龙族:路明非捡到一只芙莉莲 第354章

  “听人说你们中国有猪一样的队友。”,恺撒苦笑着,贴着影壁滑坐下来,大口喘着粗气,“现在我相信了。”

  三个人以这种奇特的方式暂时休战,各自占据着火海边缘的一角。燃烧的人鱼油脂发出噼啪的爆裂声,浓烟呛得人不断咳嗽。

  源稚生的注意力并不在恺撒身上。

  地面倾斜的时候,那些原本被拖到影壁背后的执行局干部尸体,沿着光滑的血泊缓缓滚了出来。五具,七具,十二具,他们穿着和他同样的黑色风衣,佩戴着和他同样的执行局徽章,他们的脸苍白如纸,凝固的眼瞳朝向虚空。

  源稚生默默地看着熟悉的面孔。

  他叫不出他们每一个人的名字,但他在执行局的走廊里与他们擦肩而过,在电梯间彼此点头致意,在深夜的值班室里分享过同一壶咖啡。

  此刻他们都躺在血中,而他,他们的大家长,也躺在同样的血里。

  他眼里掠过一丝哀凉。

  神情转瞬即逝,却被恺撒捕捉到了。

第679章 你这皇指挥不动下面的人啊

  恺撒大口抽着雪茄,烟雾模糊了他的表情。他对这个流着龙血的怪胎没有丝毫信任。五分钟前他们还以死相搏,任何信任都在那凌厉的刀锋下碎成了齑粉。

  但他不得不承认。

  源稚生的眼神,确实打消了他心中最后一丝怒火。

  这不是一个杀人如麻的屠夫在检视战利品的眼神。是一个人,无论他血管里流着什么,看着自己没能保护好的同伴时,会有的眼神。

  “他们的死跟我无关。”,恺撒的视线移向火焰中正在卷曲、剥落、化为灰烬的壁画,“我来的时候,这里已经是满地血了。”

  壁画上那些古老的神与古蛇,那些流转千年的生死轮回,此刻正在高温中无声地崩解。金色的骷髅融化成流淌的液态金属,白色的羽翼焦黑卷曲,传说中的化神之路湮灭在呛人的黑烟里。

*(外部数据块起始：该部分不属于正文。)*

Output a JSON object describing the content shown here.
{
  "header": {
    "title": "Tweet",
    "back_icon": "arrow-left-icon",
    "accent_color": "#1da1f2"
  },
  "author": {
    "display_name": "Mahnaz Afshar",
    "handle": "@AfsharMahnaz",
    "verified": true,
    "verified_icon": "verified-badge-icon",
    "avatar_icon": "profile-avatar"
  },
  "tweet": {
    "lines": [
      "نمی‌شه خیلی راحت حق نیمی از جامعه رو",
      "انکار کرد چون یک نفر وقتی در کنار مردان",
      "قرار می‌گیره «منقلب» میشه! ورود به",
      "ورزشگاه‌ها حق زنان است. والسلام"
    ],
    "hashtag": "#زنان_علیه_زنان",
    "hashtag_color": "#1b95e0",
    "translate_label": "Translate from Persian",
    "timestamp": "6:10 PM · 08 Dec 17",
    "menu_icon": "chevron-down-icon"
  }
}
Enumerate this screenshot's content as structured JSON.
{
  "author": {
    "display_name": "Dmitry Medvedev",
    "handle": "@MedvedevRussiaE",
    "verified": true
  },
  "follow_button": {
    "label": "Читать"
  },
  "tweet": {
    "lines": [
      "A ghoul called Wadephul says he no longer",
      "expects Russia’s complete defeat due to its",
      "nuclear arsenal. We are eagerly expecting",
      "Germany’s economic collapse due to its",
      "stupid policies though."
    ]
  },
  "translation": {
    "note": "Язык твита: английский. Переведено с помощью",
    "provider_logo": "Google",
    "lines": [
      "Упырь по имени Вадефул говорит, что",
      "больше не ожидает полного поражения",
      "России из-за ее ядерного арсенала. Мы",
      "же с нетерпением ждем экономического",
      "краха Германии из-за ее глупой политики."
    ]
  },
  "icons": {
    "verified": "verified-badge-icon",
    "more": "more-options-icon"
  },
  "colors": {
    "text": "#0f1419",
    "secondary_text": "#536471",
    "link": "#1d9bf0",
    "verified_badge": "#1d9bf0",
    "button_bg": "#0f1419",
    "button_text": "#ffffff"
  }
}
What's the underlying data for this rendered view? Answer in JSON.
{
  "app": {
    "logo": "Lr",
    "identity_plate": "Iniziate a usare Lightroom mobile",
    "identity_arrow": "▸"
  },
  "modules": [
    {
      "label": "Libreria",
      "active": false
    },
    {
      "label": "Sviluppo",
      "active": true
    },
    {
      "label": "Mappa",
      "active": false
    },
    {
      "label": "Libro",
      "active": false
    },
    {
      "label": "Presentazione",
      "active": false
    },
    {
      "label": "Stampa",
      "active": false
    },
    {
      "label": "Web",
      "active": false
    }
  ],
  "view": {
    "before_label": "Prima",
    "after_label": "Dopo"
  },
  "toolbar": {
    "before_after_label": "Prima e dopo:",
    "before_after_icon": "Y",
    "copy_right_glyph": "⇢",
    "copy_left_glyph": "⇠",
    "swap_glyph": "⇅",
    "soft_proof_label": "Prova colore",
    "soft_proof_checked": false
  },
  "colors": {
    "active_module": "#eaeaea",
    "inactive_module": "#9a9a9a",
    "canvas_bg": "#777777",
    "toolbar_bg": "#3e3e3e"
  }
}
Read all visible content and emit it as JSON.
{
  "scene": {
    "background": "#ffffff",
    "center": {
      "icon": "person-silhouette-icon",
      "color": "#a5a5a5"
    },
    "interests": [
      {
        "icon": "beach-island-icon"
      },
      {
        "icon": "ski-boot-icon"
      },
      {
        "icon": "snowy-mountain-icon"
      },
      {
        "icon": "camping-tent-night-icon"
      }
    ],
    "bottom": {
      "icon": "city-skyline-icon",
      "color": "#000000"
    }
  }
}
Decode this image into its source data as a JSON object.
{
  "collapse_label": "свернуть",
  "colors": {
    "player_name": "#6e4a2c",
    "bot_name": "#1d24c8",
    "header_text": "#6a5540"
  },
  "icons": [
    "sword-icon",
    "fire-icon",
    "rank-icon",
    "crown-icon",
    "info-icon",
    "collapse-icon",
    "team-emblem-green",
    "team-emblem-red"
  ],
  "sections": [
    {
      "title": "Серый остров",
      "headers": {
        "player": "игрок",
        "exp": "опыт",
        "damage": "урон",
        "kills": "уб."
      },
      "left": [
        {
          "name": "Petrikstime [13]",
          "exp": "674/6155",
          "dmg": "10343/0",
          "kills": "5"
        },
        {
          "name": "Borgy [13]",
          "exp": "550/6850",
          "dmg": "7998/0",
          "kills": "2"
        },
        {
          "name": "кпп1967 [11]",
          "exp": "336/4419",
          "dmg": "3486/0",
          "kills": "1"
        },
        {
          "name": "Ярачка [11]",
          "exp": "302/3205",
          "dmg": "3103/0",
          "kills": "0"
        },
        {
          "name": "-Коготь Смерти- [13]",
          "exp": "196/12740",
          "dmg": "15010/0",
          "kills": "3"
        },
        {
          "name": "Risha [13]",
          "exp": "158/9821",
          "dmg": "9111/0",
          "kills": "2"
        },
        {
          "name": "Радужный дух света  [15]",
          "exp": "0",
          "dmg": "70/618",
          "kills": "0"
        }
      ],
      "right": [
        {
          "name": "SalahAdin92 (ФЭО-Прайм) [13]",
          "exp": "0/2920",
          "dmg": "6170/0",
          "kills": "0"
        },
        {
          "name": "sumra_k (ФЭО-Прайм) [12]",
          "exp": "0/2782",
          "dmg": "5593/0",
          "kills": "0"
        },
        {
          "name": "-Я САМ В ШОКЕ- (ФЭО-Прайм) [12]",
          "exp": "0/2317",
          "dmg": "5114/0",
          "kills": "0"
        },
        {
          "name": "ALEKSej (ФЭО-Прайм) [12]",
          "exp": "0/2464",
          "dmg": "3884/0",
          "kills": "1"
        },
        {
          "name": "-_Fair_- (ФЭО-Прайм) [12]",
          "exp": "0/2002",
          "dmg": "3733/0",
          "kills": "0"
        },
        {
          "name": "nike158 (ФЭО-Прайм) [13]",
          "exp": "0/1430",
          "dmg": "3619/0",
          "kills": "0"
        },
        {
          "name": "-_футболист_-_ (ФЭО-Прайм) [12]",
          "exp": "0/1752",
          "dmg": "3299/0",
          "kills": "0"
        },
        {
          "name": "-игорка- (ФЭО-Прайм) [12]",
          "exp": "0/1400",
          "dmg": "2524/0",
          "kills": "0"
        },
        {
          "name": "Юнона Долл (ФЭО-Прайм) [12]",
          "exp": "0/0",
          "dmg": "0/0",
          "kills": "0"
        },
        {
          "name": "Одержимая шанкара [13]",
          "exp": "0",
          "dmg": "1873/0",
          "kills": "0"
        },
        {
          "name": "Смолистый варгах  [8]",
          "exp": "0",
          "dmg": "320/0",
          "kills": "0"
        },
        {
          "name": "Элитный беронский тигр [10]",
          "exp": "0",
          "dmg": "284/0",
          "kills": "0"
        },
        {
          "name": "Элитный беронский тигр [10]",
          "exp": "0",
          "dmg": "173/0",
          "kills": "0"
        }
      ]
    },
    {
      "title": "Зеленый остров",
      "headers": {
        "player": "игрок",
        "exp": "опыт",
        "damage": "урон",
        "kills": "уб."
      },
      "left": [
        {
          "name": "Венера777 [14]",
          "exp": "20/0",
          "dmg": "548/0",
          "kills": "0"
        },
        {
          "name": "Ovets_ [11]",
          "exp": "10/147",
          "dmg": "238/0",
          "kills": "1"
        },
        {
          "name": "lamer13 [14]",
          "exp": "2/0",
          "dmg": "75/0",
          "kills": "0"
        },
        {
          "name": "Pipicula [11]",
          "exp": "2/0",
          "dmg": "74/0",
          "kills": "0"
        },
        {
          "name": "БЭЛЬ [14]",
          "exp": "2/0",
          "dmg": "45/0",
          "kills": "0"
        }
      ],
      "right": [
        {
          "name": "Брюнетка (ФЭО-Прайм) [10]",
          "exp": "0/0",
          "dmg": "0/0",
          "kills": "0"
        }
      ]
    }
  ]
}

  “火势看着控制不住了。”,楚子航环顾四周,火墙正在从四面合围,只剩下电梯井方向还有最后一条狭窄的、尚未被烈焰完全封锁的通道,“无论如何,先离开这里。不知余震还会持续多长时间。”

  “先把大厦的封锁解开。”,恺撒用枪口抵住源稚生的额头,力度不轻不重,刚好让对方感受到金属的冰冷,“剩下的事情,我们离开这个鬼地方再慢慢聊。”

  “我没有权限解开封锁。”

  源稚生声音沙哑,腹部七个麻醉弹伤口让他的意识处于半模糊状态。

  “系统的控制权还在政宗先生手里。要解锁,必须用他的手机,或者去辉夜姬的主机房。”

  恺撒眼睛一亮:“那就带我们去辉夜姬的主机房!”

  “做不到的。”,源稚生缓慢地摇头,呼吸牵动腹部的伤口,他皱起眉头,“主机房24小时封锁。里面的人出不来,外面的人也进不去。我没有进入主机房的许可,密码和钥匙都在政宗先生那里。”

  “你到底是不是蛇岐八家的大家长?”

  恺撒的怒火又烧了起来。这次的怒火和前次那悲愤交加的天罚之怒略有不同,这次纯粹是被猪队友气到想挠墙的愤怒。

  “你是路过打酱油的么?!”

  “是的。”,源稚生认真地回答。

  “你他妈在玩我么?!”,恺撒一把揪起源稚生的领带,把他上半身从血泊中提了起来。爱马仕领带已经被血和泡沫染得一塌糊涂,他却顾不上了,“我现在很认真地在问你话!”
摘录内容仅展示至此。